Here's a quick one; I'm making a Christmas display out of a bunch of serially controllable APA106 RGB LEDs, but how do I turn a value of 0 – 255 into a glorious RGW (Red Green White) struct with the correct colour, and the correct wrapping rules?

First, some theory

The code in the next section is based on the RGB linear colour wheel approximation from the Adafruit NeoPixel library. So that I can make modifications to the generated colours, it helps to first visualise the RGB brightnesses against time. For a rainbow RGB pattern, that looks a bit like this:

Linear RGB graph

We'll get onto the RGW stuff in a sec.

Code

I'm writing this project in Rust, however my code is modified from the original RGB wheel C code from Adafruit.

RGB

Here's what the reference RGB function looks like in C:

uint32_t Wheel(byte WheelPos) {
	WheelPos = 255 - WheelPos;
	if(WheelPos < 85) {
		return strip.Color(255 - WheelPos * 3, 0, WheelPos * 3);
	}
	if(WheelPos < 170) {
		WheelPos -= 85;
		return strip.Color(0, WheelPos * 3, 255 - WheelPos * 3);
	}
	WheelPos -= 170;
	return strip.Color(WheelPos * 3, 255 - WheelPos * 3, 0);
}

Easy stuff. It's not perfect because it's linear instead of sinusoidal as we saw in the graph above, but it makes a good enough approximation for fading some LEDs over the rainbow. And it uses simple integer maths which is nice and fast.
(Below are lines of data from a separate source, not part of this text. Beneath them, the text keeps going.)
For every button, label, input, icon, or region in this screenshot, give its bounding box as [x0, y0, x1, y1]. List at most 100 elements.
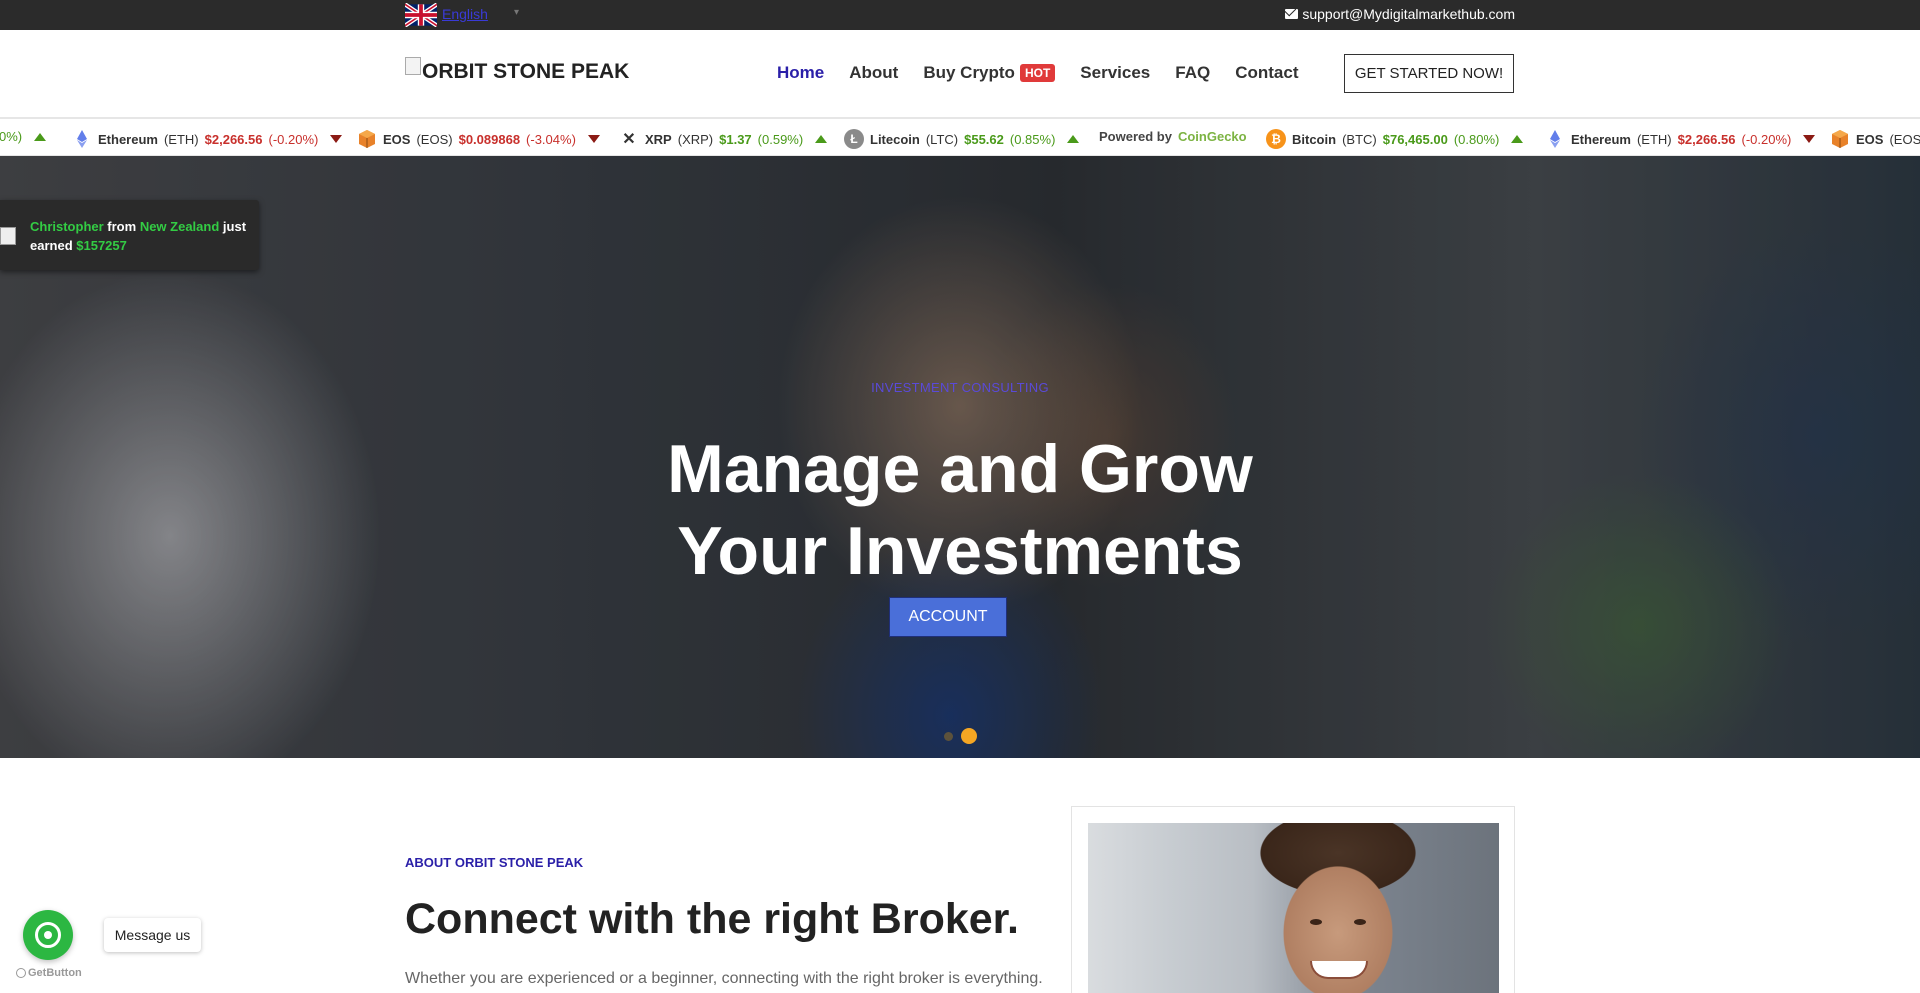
ticker-price: $55.62 [964, 131, 1004, 147]
photo-detail [1310, 919, 1322, 925]
hero-title: Manage and Grow Your Investments [0, 428, 1920, 592]
ticker-symbol: (XRP) [677, 131, 714, 147]
ticker-item[interactable]: ✕ XRP (XRP) $1.37 (0.59%) [619, 129, 828, 149]
trend-up-icon [1511, 135, 1524, 143]
ticker-symbol: (ETH) [1636, 131, 1672, 147]
litecoin-icon: Ł [844, 129, 864, 149]
about-heading: Connect with the right Broker. [405, 895, 1019, 943]
ticker-change: (0.59%) [757, 131, 804, 147]
nav-buy-crypto-label[interactable]: Buy Crypto [923, 63, 1015, 83]
support-email[interactable]: support@Mydigitalmarkethub.com [1285, 6, 1515, 22]
eos-icon [359, 130, 375, 148]
ticker-name: EOS [1856, 131, 1884, 147]
language-selector[interactable]: English [442, 6, 488, 22]
ticker-symbol: (LTC) [925, 131, 959, 147]
ticker-name: EOS [383, 131, 411, 147]
ticker-name: XRP [645, 131, 672, 147]
hero-subtitle: INVESTMENT CONSULTING [871, 380, 1049, 395]
ticker-item[interactable]: EOS (EOS [1830, 129, 1920, 149]
trend-down-icon [587, 135, 600, 143]
nav-buy-crypto[interactable]: Buy Crypto HOT [923, 63, 1056, 83]
getbutton-text[interactable]: GetButton [28, 967, 82, 979]
bitcoin-icon: ₿ [1266, 129, 1286, 149]
getbutton-branding[interactable]: GetButton [16, 967, 82, 979]
coingecko-link[interactable]: CoinGecko [1178, 129, 1247, 144]
ticker-price: $2,266.56 [204, 131, 263, 147]
whatsapp-icon [35, 922, 61, 948]
ticker-change: (0.80%) [1453, 131, 1500, 147]
notification-country: New Zealand [139, 219, 220, 234]
logo-text[interactable]: ORBIT STONE PEAK [422, 60, 629, 84]
notification-just: just [222, 219, 247, 234]
about-photo-card [1071, 806, 1515, 993]
hero-title-line-1: Manage and Grow [667, 431, 1253, 507]
ticker-name: Litecoin [870, 131, 920, 147]
slider-dots [944, 728, 977, 744]
photo-detail [1354, 919, 1366, 925]
envelope-icon [1285, 9, 1299, 19]
nav-home[interactable]: Home [777, 63, 824, 83]
ticker-change: (0.85%) [1009, 131, 1056, 147]
ticker-change: (-0.20%) [1741, 131, 1792, 147]
uk-flag-icon[interactable] [405, 3, 437, 27]
site-header: ORBIT STONE PEAK Home About Buy Crypto H… [0, 30, 1920, 118]
ticker-item[interactable]: EOS (EOS) $0.089868 (-3.04%) [357, 129, 600, 149]
ticker-item[interactable]: Ethereum (ETH) $2,266.56 (-0.20%) [72, 129, 343, 149]
nav-about[interactable]: About [849, 63, 898, 83]
xrp-icon: ✕ [622, 131, 636, 148]
nav-services[interactable]: Services [1080, 63, 1150, 83]
support-email-text[interactable]: support@Mydigitalmarkethub.com [1302, 6, 1515, 22]
ticker-price: $1.37 [719, 131, 752, 147]
ticker-symbol: (EOS [1889, 131, 1920, 147]
slider-dot[interactable] [944, 731, 953, 741]
ticker-price: $76,465.00 [1382, 131, 1448, 147]
top-bar: English ▾ support@Mydigitalmarkethub.com [0, 0, 1920, 30]
get-started-button[interactable]: GET STARTED NOW! [1344, 54, 1514, 93]
nav-contact[interactable]: Contact [1235, 63, 1298, 83]
language-dropdown-icon[interactable]: ▾ [514, 7, 519, 18]
slider-dot-active[interactable] [961, 728, 977, 744]
account-button[interactable]: ACCOUNT [889, 597, 1007, 637]
ticker-symbol: (BTC) [1342, 131, 1377, 147]
trend-down-icon [330, 135, 343, 143]
ticker-change: 0%) [0, 129, 23, 144]
ticker-price: $0.089868 [458, 131, 521, 147]
ticker-item[interactable]: Ethereum (ETH) $2,266.56 (-0.20%) [1545, 129, 1816, 149]
trend-down-icon [1803, 135, 1816, 143]
ticker-name: Ethereum [1571, 131, 1631, 147]
trend-up-icon [1067, 135, 1080, 143]
notification-earned: earned [30, 238, 73, 253]
hot-badge: HOT [1019, 64, 1056, 82]
notification-from: from [107, 219, 137, 234]
ticker-item[interactable]: ₿ Bitcoin (BTC) $76,465.00 (0.80%) [1266, 129, 1524, 149]
ticker-change: (-3.04%) [526, 131, 576, 147]
whatsapp-button[interactable] [23, 910, 73, 960]
broker-photo [1088, 823, 1499, 993]
ticker-price: $2,266.56 [1677, 131, 1736, 147]
ticker-change: (-0.20%) [268, 131, 319, 147]
notification-text: Christopher from New Zealand just earned… [30, 217, 255, 255]
photo-detail [1310, 961, 1368, 979]
site-logo[interactable]: ORBIT STONE PEAK [405, 57, 629, 84]
ticker-name: Bitcoin [1292, 131, 1337, 147]
ticker-name: Ethereum [98, 131, 158, 147]
powered-by-label: Powered by [1099, 129, 1172, 144]
message-us-label[interactable]: Message us [104, 918, 201, 952]
main-nav: Home About Buy Crypto HOT Services FAQ C… [777, 63, 1298, 83]
earnings-notification[interactable]: Christopher from New Zealand just earned… [0, 200, 259, 270]
ticker-symbol: (ETH) [163, 131, 199, 147]
ticker-item[interactable]: 0%) [0, 129, 47, 144]
ticker-item[interactable]: Ł Litecoin (LTC) $55.62 (0.85%) [844, 129, 1080, 149]
hero-title-line-2: Your Investments [677, 513, 1243, 589]
powered-by-coingecko[interactable]: Powered by CoinGecko [1099, 129, 1247, 144]
ticker-symbol: (EOS) [416, 131, 453, 147]
about-paragraph: Whether you are experienced or a beginne… [405, 970, 1043, 987]
trend-up-icon [815, 135, 828, 143]
trend-up-icon [34, 132, 47, 141]
hero-slider: INVESTMENT CONSULTING Manage and Grow Yo… [0, 156, 1920, 758]
ethereum-icon [77, 130, 87, 148]
broken-image-icon [405, 57, 421, 75]
broken-image-icon [0, 227, 16, 245]
getbutton-icon [16, 968, 26, 978]
nav-faq[interactable]: FAQ [1175, 63, 1210, 83]
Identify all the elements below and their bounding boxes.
This is what the same thing (still RGB) looks like in Rust:

#[derive(Copy, Clone)]
pub struct Apa106Led {
	pub red: u8,
	pub green: u8,
	pub blue: u8,
}

pub fn rgb_wheel(wheelpos: u8) -> Apa106Led {
	let mut thingy = wheelpos;

	if thingy < 85 {
		Apa106Led { red: thingy * 3, green: 255 - thingy * 3, blue: 0 }
	} else if thingy < 170 {
		thingy -= 85;

		Apa106Led { red: 255 - thingy * 3, green: 0, blue: thingy * 3 }
	} else {
		thingy -= 170;

		Apa106Led { red: 0, green: thingy * 3, blue: 255 - thingy * 3 }
	}
}

Note that I'm using a struct to return the values because Rust is cool, and structs are cool.

Chrismus – RGW

Apparently the colours of Christmas are red, green and white. To this end, we need to make a slight modification to our wheel function to fade through white instead of blue:

Linear RGW graph

There's one caveat to this algorithm: between white and red, there's this wishy washy pink colour that shows up. It's not that bad, but on my LED display it looks odd due to the other colours being reasonably well saturated.

The code to do this looks like the following:

// Red - green - white colour wheel
pub fn christmas_wheel(wheelpos: u8) -> Apa106Led {
	let mut thingy = wheelpos;

	// Ramp red down to 0, green up to 255
	if thingy < 85 {
		Apa106Led { red: 255 - thingy * 3, green: thingy * 3, blue: 0 }
	} else if thingy < 170 {	// Ramp red and blue up, leave green at 255
		thingy -= 85;

		Apa106Led { red: thingy * 3, green: 255, blue: thingy * 3 }
	} else {		// Ramp green and blue down, leave red at 255
		thingy -= 170;

		Apa106Led { red: 255, green: 255 - thingy * 3, blue: 255 - thingy * 3 }
	}
}

Proper wrapping was a bit hard to figure out because red is the only colour that wraps. Drawing diagrams really helps with this kind of stuff.

Sw33t!

LED cube. Does anybody ever read these?